Machine Learning Engineer – Nairobi, Kenya (6 Months Contract)
Job Description
Machine Learning Engineer – Nairobi, Kenya (6 Months Contract)
We are hiring on behalf of our client, a renowned IT corporation, for a Machine Learning Engineer to join their team on a contract basis. The successful candidate will work on innovative projects that integrate machine learning models with large language models (LLMs). The role focuses on enhancing natural language understanding in low-resource languages and leveraging domain-specific data to boost LLM capabilities. The ideal candidate will possess hands-on experience in building and deploying ML solutions, a deep understanding of machine learning principles, and a collaborative mindset to work effectively within a research-driven environment.
Key Responsibilities:
- Collaborate with machine learning researchers and software engineers to develop efficient AI training and deployment methods.
- Design, develop, and maintain ML pipelines and APIs that interface with LLMs and other data sources.

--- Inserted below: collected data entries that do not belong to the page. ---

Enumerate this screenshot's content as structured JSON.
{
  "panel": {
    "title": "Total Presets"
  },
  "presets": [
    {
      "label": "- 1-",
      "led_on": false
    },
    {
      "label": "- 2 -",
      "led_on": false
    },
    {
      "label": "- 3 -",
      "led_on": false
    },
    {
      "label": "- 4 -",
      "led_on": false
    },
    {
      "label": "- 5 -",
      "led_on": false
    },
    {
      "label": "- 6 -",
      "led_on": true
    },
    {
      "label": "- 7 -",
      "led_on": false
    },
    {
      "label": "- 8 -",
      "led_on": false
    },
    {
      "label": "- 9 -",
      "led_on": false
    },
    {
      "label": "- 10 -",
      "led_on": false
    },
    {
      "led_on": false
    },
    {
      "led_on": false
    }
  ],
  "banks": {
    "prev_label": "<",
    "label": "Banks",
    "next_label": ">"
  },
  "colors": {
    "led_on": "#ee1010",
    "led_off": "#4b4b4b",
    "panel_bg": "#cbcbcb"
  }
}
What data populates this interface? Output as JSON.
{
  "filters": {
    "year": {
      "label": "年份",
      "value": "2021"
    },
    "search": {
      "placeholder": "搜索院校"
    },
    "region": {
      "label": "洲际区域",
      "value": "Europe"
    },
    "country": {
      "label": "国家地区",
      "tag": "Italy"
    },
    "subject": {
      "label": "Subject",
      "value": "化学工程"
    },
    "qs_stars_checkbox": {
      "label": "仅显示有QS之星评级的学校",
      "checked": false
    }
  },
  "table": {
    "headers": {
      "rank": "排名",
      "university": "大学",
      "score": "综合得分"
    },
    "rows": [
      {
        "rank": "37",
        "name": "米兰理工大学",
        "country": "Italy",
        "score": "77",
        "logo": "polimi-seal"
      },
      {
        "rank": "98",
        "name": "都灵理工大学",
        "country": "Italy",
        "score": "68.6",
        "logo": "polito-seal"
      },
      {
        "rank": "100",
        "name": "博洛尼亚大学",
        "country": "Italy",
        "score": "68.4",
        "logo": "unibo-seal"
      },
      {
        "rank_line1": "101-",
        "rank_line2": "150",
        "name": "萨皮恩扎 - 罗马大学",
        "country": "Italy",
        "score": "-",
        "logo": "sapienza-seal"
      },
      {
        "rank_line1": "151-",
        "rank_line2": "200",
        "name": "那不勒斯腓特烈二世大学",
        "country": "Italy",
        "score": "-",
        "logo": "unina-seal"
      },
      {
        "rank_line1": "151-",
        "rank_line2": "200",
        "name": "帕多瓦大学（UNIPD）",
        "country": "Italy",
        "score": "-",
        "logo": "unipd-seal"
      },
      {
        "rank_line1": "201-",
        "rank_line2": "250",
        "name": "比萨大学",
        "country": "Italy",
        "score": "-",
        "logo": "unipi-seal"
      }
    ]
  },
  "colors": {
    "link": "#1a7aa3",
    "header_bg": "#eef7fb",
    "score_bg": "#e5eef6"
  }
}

- Implement and optimize natural language processing tasks such as question answering and summarization.
- Conduct experiments and performance evaluations of multilingual ML models.

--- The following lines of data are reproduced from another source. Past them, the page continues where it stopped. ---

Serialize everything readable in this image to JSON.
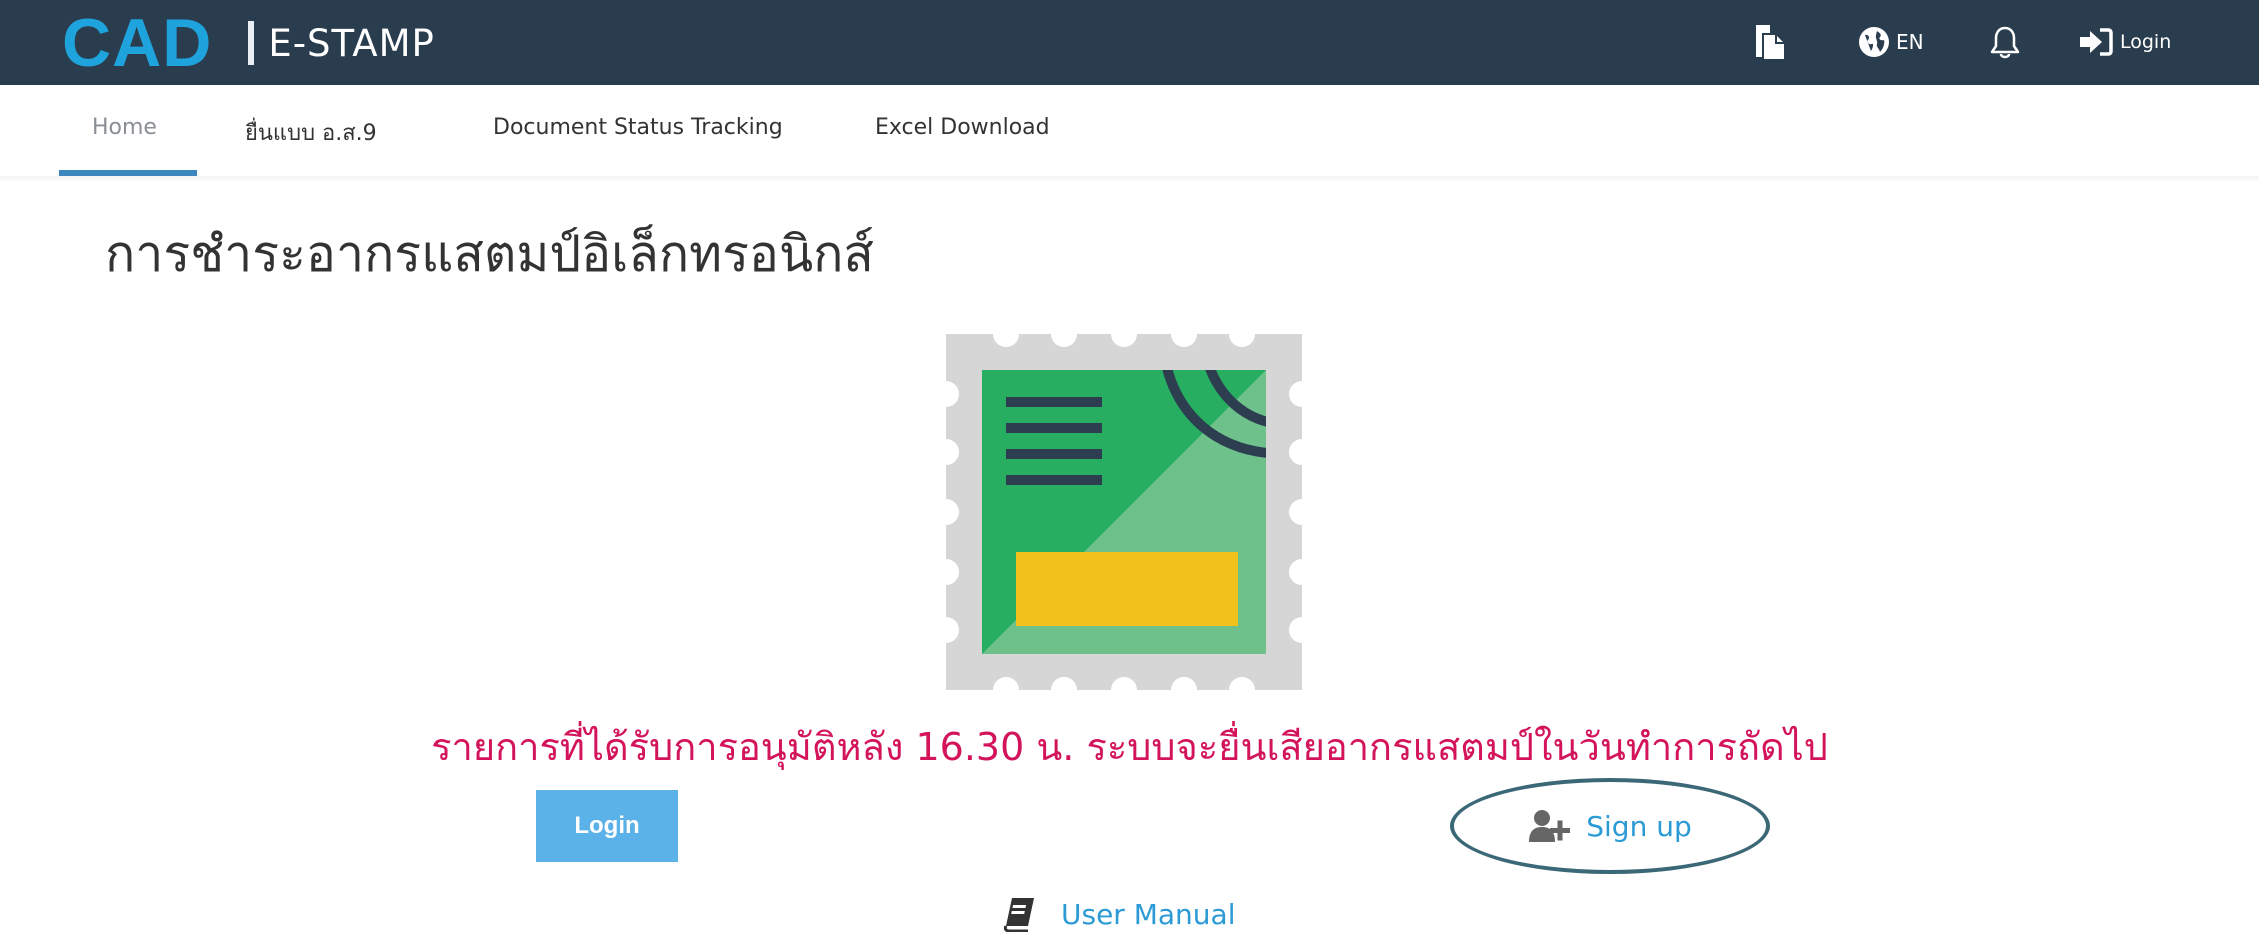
{
  "header": {
    "logo_main": "CAD",
    "logo_sub": "E-STAMP",
    "language_label": "EN",
    "login_label": "Login",
    "icons": [
      "document-icon",
      "globe-icon",
      "bell-icon",
      "sign-in-icon"
    ]
  },
  "nav": {
    "items": [
      {
        "label": "Home",
        "active": true
      },
      {
        "label": "ยื่นแบบ อ.ส.9",
        "active": false
      },
      {
        "label": "Document Status Tracking",
        "active": false
      },
      {
        "label": "Excel Download",
        "active": false
      }
    ]
  },
  "main": {
    "title": "การชำระอากรแสตมป์อิเล็กทรอนิกส์",
    "notice": "รายการที่ได้รับการอนุมัติหลัง 16.30 น. ระบบจะยื่นเสียอากรแสตมป์ในวันทำการถัดไป",
    "login_button": "Login",
    "signup_label": "Sign up",
    "manual_label": "User Manual"
  },
  "colors": {
    "topbar": "#2a3d4f",
    "brand_blue": "#1fa3dc",
    "notice": "#d4145a",
    "button": "#5ab2e8",
    "link": "#2b9ad5",
    "highlight_ring": "#3b6877"
  }
}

- Create technical documentation and adhere to compliance and data governance standards.
- Support the rapid prototyping and evaluation of ML models with scalable, production-ready code.
Qualifications:
- Bachelor’s degree in Computer Science, Engineering, Mathematics, or a related technical field.
- At least 3 years of experience in machine learning or a related field.
- Proficiency in Python and experience with ML frameworks such as TensorFlow, PyTorch, or Scikit-learn.
- Solid understanding of data structures, algorithms, and model optimization techniques.
- Experience with predictive analytics, statistical modelling, or data mining.
- Familiarity with LLMs and their application in NLP tasks such as summarization and question answering.
- Experience with automatic speech recognition (ASR) models is an added advantage.
- Ability to work both independently and collaboratively in a fast-paced research environment.